The primers used for polymerase chain reaction (PCR) detection of leporipoxvirus were based on those used in previous studies [3,10]. These were designed for the detection of those members of the Chordopoxvirinae subfamily that infect vertebrates, with leporipoxvirus being one of the classified genera. The selected forward primer targets the insulin metalloproteinase-like protein gene, and the reverse primer targets the intracellular mature virion membrane protein gene. The primer sequences used for PCR detection of leporipoxvirus in pet rabbits were adapted from a previous study [1] and are shown in Table 1.

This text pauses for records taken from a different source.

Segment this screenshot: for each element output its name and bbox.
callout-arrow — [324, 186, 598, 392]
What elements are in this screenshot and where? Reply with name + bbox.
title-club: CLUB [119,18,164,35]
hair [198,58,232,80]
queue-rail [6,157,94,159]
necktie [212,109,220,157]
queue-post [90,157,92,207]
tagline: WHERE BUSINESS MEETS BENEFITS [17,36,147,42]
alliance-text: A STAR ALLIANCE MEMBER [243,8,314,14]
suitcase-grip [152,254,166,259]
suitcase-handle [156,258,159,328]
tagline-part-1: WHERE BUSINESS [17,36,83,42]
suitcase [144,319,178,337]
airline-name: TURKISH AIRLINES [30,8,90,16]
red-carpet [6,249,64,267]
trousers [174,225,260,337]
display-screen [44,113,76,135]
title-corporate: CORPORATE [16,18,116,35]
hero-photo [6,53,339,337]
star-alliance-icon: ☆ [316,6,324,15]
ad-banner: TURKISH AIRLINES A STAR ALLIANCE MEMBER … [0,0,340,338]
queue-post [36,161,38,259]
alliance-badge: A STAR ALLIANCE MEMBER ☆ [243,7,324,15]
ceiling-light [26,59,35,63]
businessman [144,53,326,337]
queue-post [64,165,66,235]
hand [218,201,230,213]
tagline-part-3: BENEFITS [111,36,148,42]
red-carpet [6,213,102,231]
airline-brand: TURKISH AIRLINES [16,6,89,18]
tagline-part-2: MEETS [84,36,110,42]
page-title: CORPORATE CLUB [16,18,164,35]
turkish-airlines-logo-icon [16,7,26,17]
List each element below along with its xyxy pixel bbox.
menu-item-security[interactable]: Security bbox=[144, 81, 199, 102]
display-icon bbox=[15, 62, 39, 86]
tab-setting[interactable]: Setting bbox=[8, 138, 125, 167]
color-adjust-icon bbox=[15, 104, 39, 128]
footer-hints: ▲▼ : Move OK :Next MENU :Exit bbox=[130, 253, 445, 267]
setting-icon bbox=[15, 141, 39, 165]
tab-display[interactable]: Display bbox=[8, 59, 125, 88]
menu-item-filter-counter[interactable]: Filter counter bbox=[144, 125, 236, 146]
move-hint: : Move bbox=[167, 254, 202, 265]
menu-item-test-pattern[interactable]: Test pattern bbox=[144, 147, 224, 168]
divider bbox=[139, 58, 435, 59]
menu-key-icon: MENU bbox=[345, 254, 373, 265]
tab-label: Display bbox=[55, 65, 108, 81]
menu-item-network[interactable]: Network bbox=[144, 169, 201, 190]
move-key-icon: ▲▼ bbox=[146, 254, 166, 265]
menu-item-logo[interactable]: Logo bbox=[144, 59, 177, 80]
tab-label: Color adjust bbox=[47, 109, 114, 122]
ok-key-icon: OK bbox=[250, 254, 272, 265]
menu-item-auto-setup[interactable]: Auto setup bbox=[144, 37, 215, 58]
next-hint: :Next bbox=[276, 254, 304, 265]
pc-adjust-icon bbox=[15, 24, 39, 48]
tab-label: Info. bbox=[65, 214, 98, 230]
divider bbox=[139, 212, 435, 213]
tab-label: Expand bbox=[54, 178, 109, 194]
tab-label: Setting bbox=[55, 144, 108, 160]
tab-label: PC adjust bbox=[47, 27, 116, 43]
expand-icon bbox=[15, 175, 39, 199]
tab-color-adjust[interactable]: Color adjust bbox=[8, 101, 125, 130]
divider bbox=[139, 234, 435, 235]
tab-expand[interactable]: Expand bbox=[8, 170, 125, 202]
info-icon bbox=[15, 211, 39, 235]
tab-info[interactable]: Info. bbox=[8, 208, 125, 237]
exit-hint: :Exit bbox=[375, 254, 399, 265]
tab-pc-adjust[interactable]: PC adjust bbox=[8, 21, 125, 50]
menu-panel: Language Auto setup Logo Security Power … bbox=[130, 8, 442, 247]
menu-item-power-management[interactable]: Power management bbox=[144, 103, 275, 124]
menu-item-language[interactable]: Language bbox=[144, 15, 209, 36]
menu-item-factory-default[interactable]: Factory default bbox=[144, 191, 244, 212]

The PCR reaction mixture consisted of 10 μL of Phire Green Hot Start II PCR Master Mix (Thermo ScientificTM, Waltham, MA, USA), 1 μL of forward primer, 1 μL of reverse primer, and ultrapure distilled water (DNase- and RNase-free). Sample tubes containing 2 μL each of DNA extracted from the tumor specimens were prepared. The negative controls included only the reaction mixture, while the positive control contained 1 μL of the synthesized genomic DNA. The sequence of the synthesized genomic DNA was gcaccaaaaactcatataacttctagccgtggaggcatttgcgatgaaccgggacacatcgaacgagataagtatatgttccaacagatgtgccgtacccagtatacctcctatgtccttttcgaatccgaacccagaaatccctacgtatatatctttgttcgtggaagtgtttataaatacacgcaccccgttatcgaatacaatcatttactaaggagtaaaatagg.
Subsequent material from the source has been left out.